だが、幸運な事に迎撃ミサイルはデコイを標的と認識し追尾していく。
『迎撃ミサイルの性能が低すぎるのは腑に落ちない……』
と思いながらもロランは船外に出ると雷魔法最上級の魔法である『ケラウノス』によって自身の体を帯電・放電させていく。
ロランは自身に蓄積させた莫大なエネルギーと恒星【アルクトゥルス】から放出される高速高温の水素を反応させ【光核反応】を生じさせると天空の黒き城の真横に向かって【ガンマ線バースト】を解き放った。
ロランが放った【ガンマ線バースト】により発生した【強力な電磁パルス】により天空の黒き城の全システムがダウンする。
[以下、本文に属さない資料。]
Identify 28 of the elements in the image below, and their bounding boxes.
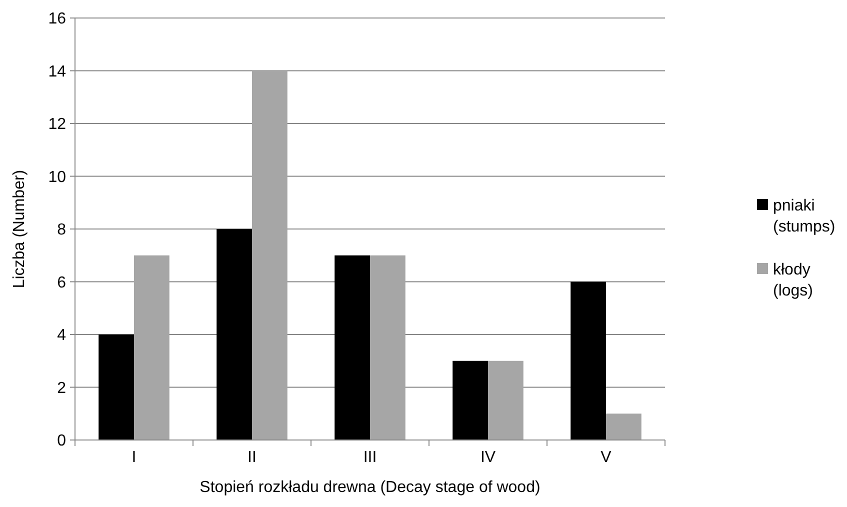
y-tick-label: 16 <box>48 10 66 28</box>
bar <box>216 229 252 440</box>
x-tick-label: V <box>600 449 612 466</box>
x-axis-title: Stopień rozkładu drewna (Decay stage of wood) <box>200 479 540 496</box>
legend-label: kłody (logs) <box>773 262 814 300</box>
y-tick-label: 12 <box>48 116 66 134</box>
x-tick-label: I <box>132 449 136 466</box>
y-tick-label: 6 <box>57 274 66 292</box>
bar <box>452 360 488 440</box>
bar <box>488 360 524 440</box>
bar <box>606 414 642 440</box>
y-axis-title: Liczba (Number) <box>11 170 28 288</box>
y-tick-label: 2 <box>57 380 66 397</box>
bar <box>98 334 134 440</box>
y-tick-label: 0 <box>57 432 66 450</box>
y-tick-label: 4 <box>57 327 66 344</box>
legend-label: pniaki (stumps) <box>773 198 836 236</box>
bar <box>570 282 606 440</box>
x-tick-label: IV <box>480 449 496 466</box>
bar <box>370 255 406 440</box>
y-tick-label: 8 <box>57 222 66 239</box>
bar <box>134 255 170 440</box>
y-tick-label: 10 <box>48 168 66 186</box>
x-tick-label: III <box>363 449 377 466</box>
x-tick-label: II <box>248 449 256 466</box>
bar <box>334 255 370 440</box>
y-tick-label: 14 <box>48 63 66 80</box>
bar <box>252 70 288 440</box>
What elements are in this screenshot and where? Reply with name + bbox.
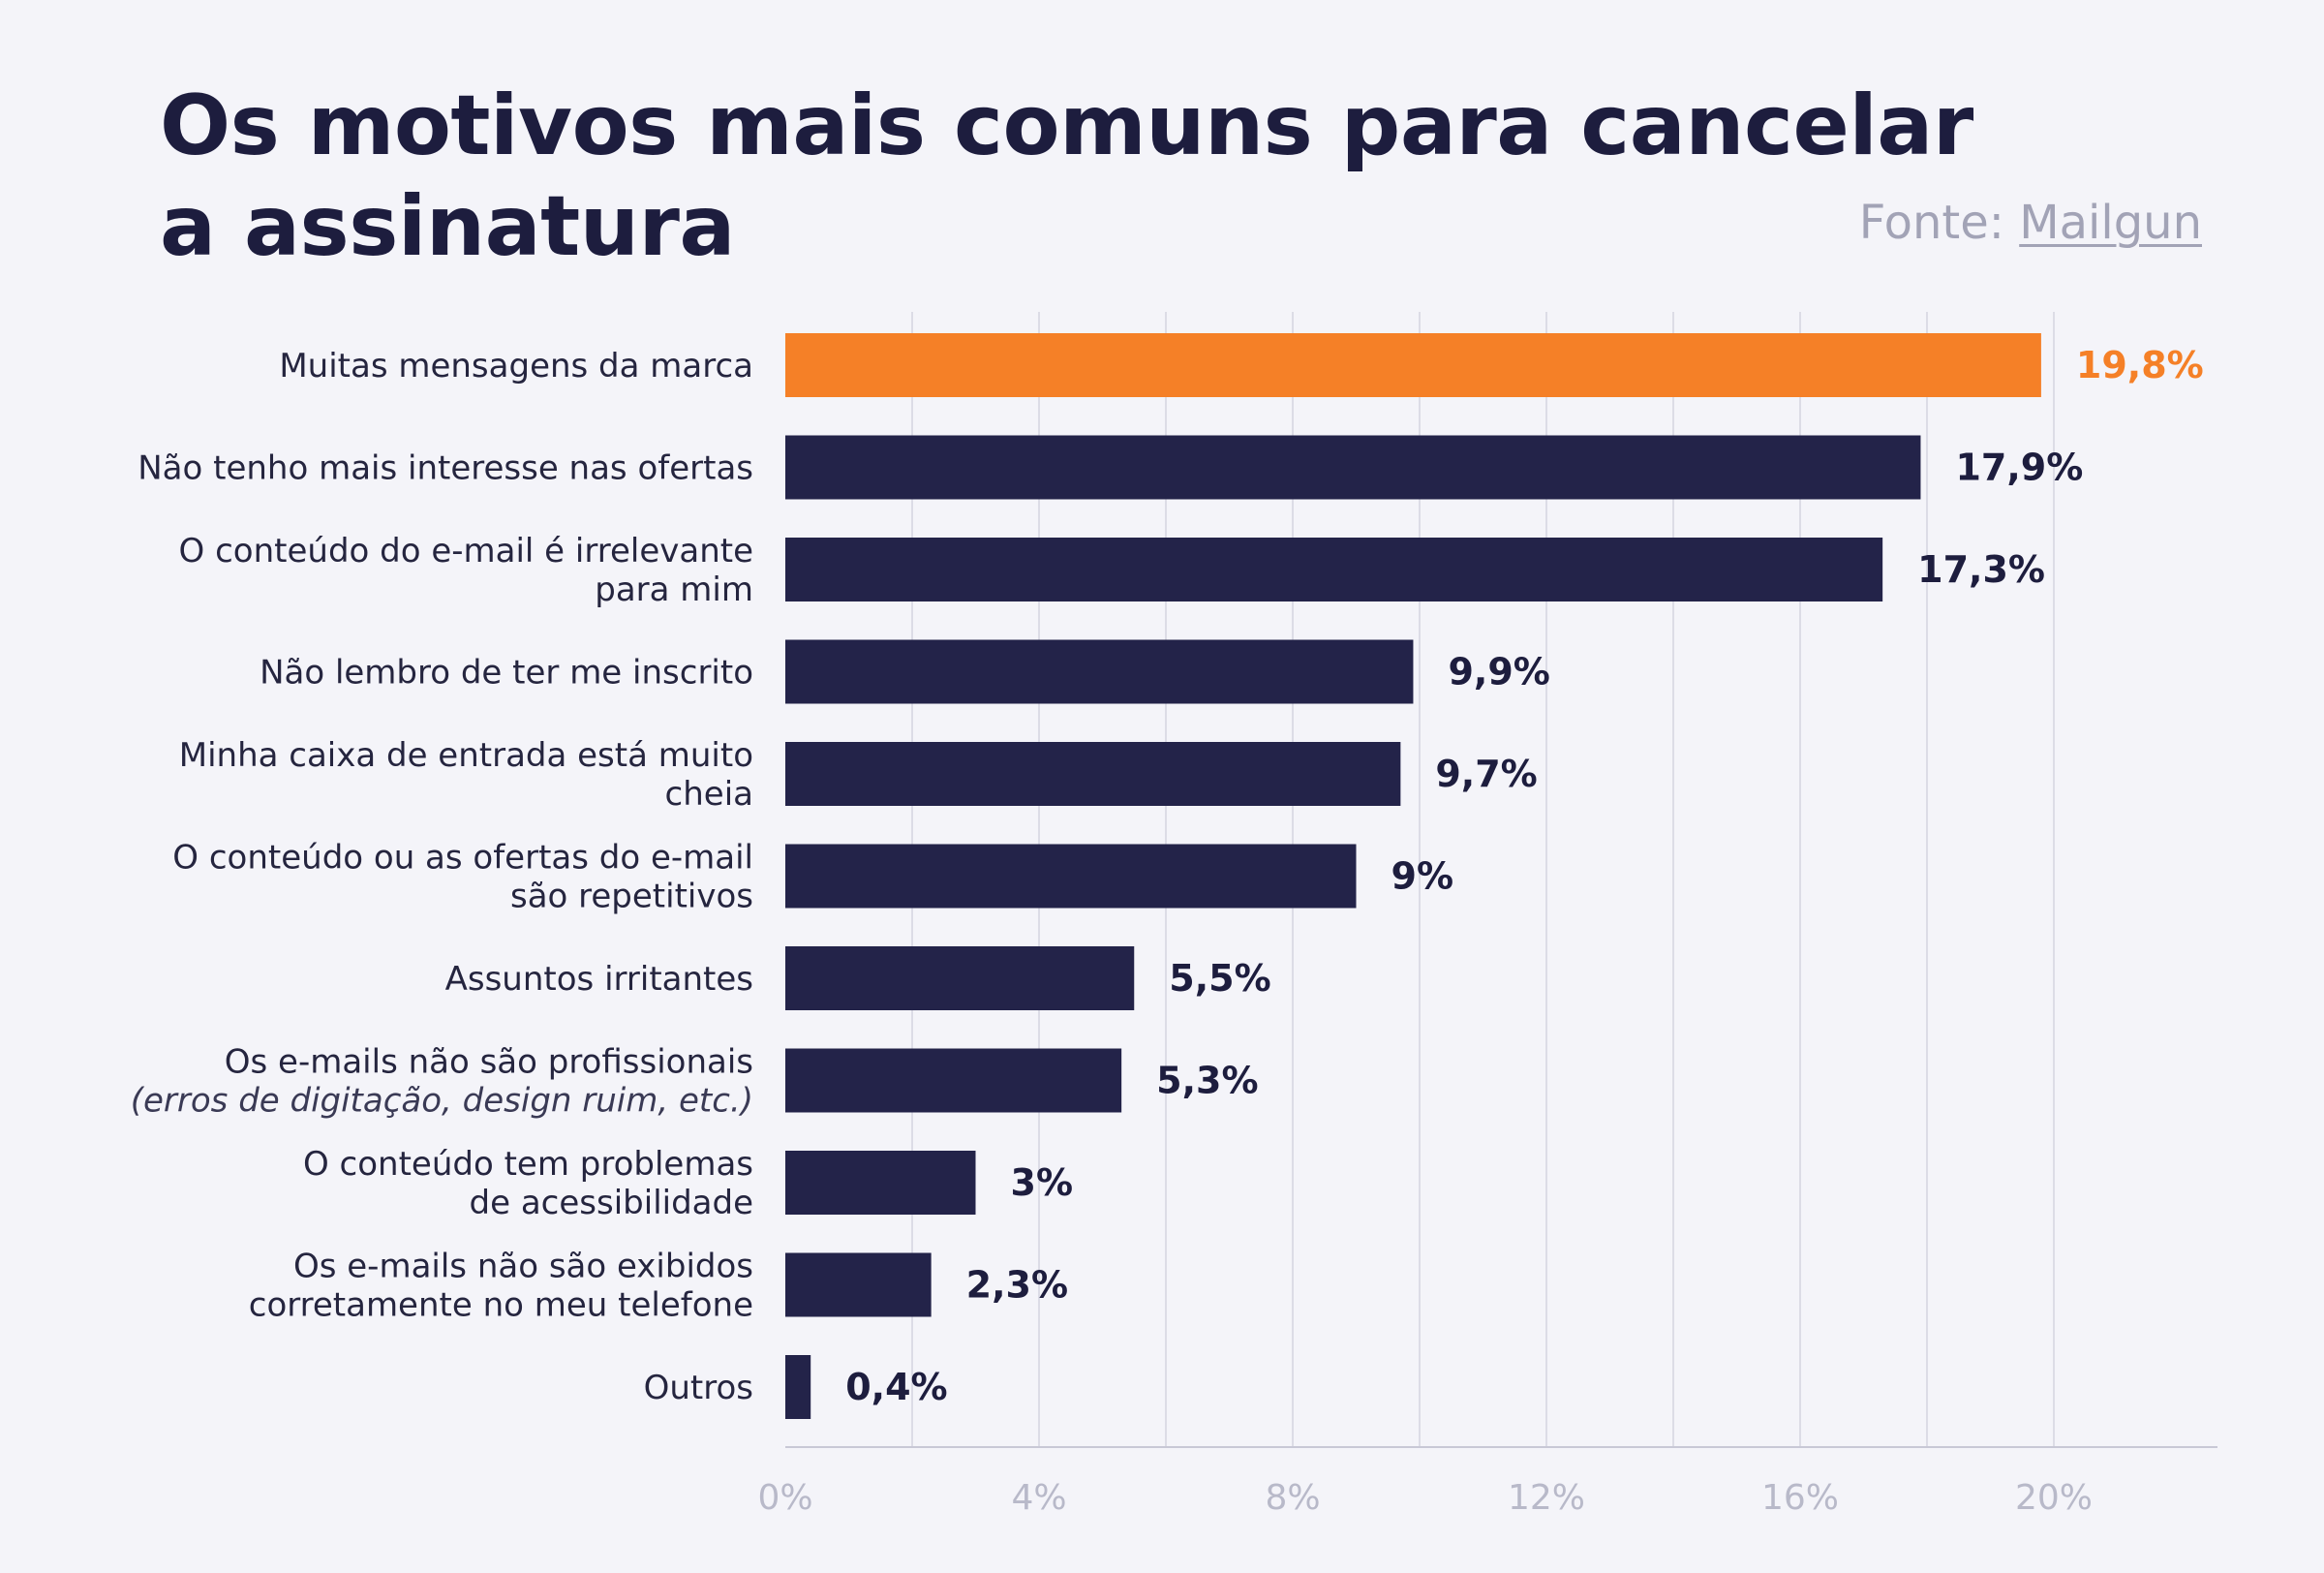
x-axis: 0% 4% 8% 12% 16% 20% xyxy=(757,1446,2217,1518)
x-tick-label: 4% xyxy=(1011,1478,1066,1518)
value-label: 9% xyxy=(1391,855,1454,898)
bar-highlighted xyxy=(785,333,2041,397)
bars xyxy=(785,333,2041,1419)
bar xyxy=(785,742,1401,806)
value-label: 9,7% xyxy=(1435,753,1537,795)
x-tick-label: 20% xyxy=(2015,1478,2093,1518)
category-label: O conteúdo do e-mail é irrelevante para m… xyxy=(179,532,753,609)
bar xyxy=(785,639,1414,704)
bar xyxy=(785,1252,932,1317)
category-label: Os e-mails não são profissionais (erros d… xyxy=(131,1043,753,1121)
source-credit: Fonte: Mailgun xyxy=(1859,196,2202,250)
category-label-line: O conteúdo tem problemas xyxy=(303,1145,753,1184)
category-label: Não tenho mais interesse nas ofertas xyxy=(138,449,753,488)
category-label-line: Os e-mails não são profissionais xyxy=(225,1043,753,1082)
category-label-line: Não lembro de ter me inscrito xyxy=(260,654,753,693)
category-label-line: Muitas mensagens da marca xyxy=(279,347,753,386)
source-prefix: Fonte: xyxy=(1858,196,2004,250)
value-label: 2,3% xyxy=(966,1264,1068,1307)
category-label-line: O conteúdo do e-mail é irrelevante xyxy=(179,532,753,571)
bar xyxy=(785,1151,976,1215)
bar xyxy=(785,946,1135,1010)
category-label: Não lembro de ter me inscrito xyxy=(260,654,753,693)
value-label: 9,9% xyxy=(1448,651,1549,694)
category-label: O conteúdo tem problemas de acessibilidad… xyxy=(303,1145,753,1222)
bar xyxy=(785,538,1883,601)
category-label-line: (erros de digitação, design ruim, etc.) xyxy=(131,1082,753,1121)
chart-title: Os motivos mais comuns para cancelar a a… xyxy=(160,76,2000,277)
category-labels: Muitas mensagens da marca Não tenho mais … xyxy=(131,347,753,1407)
category-label-line: de acessibilidade xyxy=(470,1184,753,1222)
category-label: Assuntos irritantes xyxy=(445,960,753,999)
source-link[interactable]: Mailgun xyxy=(2019,196,2202,250)
x-tick-label: 8% xyxy=(1265,1478,1320,1518)
value-label: 0,4% xyxy=(845,1366,947,1408)
category-label-line: Os e-mails não são exibidos xyxy=(293,1248,753,1286)
category-label: Minha caixa de entrada está muito cheia xyxy=(179,736,753,814)
category-label: Outros xyxy=(644,1369,753,1407)
category-label: Os e-mails não são exibidos corretamente … xyxy=(249,1248,753,1325)
value-label: 17,3% xyxy=(1917,548,2045,591)
value-label: 3% xyxy=(1011,1161,1074,1204)
x-tick-label: 12% xyxy=(1508,1478,1585,1518)
category-label: O conteúdo ou as ofertas do e-mail são re… xyxy=(172,839,753,916)
value-label: 19,8% xyxy=(2076,344,2204,386)
category-label-line: para mim xyxy=(595,571,753,609)
value-label: 5,3% xyxy=(1156,1060,1258,1102)
category-label-line: O conteúdo ou as ofertas do e-mail xyxy=(172,839,753,878)
bar xyxy=(785,435,1921,500)
bar xyxy=(785,1048,1122,1113)
category-label-line: Não tenho mais interesse nas ofertas xyxy=(138,449,753,488)
category-label-line: são repetitivos xyxy=(510,878,753,916)
category-label-line: corretamente no meu telefone xyxy=(249,1286,753,1325)
bar xyxy=(785,844,1357,909)
value-label: 5,5% xyxy=(1169,957,1270,1000)
x-tick-label: 16% xyxy=(1761,1478,1839,1518)
bar xyxy=(785,1355,811,1419)
chart-title-line-1: Os motivos mais comuns para cancelar xyxy=(160,77,1973,174)
x-tick-label: 0% xyxy=(757,1478,812,1518)
category-label-line: Minha caixa de entrada está muito xyxy=(179,736,753,775)
category-label-line: Outros xyxy=(644,1369,753,1407)
value-labels: 19,8% 17,9% 17,3% 9,9% 9,7% 9% 5,5% 5,3% 3% 2,3% 0… xyxy=(845,344,2204,1408)
category-label-line: cheia xyxy=(665,775,753,814)
value-label: 17,9% xyxy=(1955,447,2083,489)
category-label: Muitas mensagens da marca xyxy=(279,347,753,386)
chart-title-line-2: a assinatura xyxy=(160,178,735,275)
category-label-line: Assuntos irritantes xyxy=(445,960,753,999)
天空の黒き城に適合したドッキング機構を持たない『Knight Raven』は先端のドリルで天空の黒き城の壁に穴を開けると強制的に接合部をめり込ませドッキングを完了させた。
ロラン一行は酸素21%窒素79%に配合し気圧調整した宇宙服で天空の黒き城の船内に進行していく。
本質的にロランやルミール、バルトス、マルコ、クロス、フェネクには宇宙服は必要なかったが宇宙服の精度を確認する為、ロランはあえて宇宙服の着用を義務付けていた。
天空の黒き城の船内はロランの強力な電磁パルス攻撃により生命維持装置、ESP遮断装置等の電子回路を使用する全てのシステムがダウンしており完全に無防備な状態であった。
船内では【バルトス、マルコ、クロス、フェネク】が先頭に立ちロラン、レイチェル、ルミールの順で進行していく。
ロランは『理力眼』と『探知』の能力で前方に生命体が多数存在することを察知する。
「バルトス、マルコ、クロス、フェネク……前方に多数の生命体が存在する……」
「「「「我々も既に感知しております……お任せください……」」」」
前方に存在した生命体は宇宙で活動できるよう強化された液体人間であった。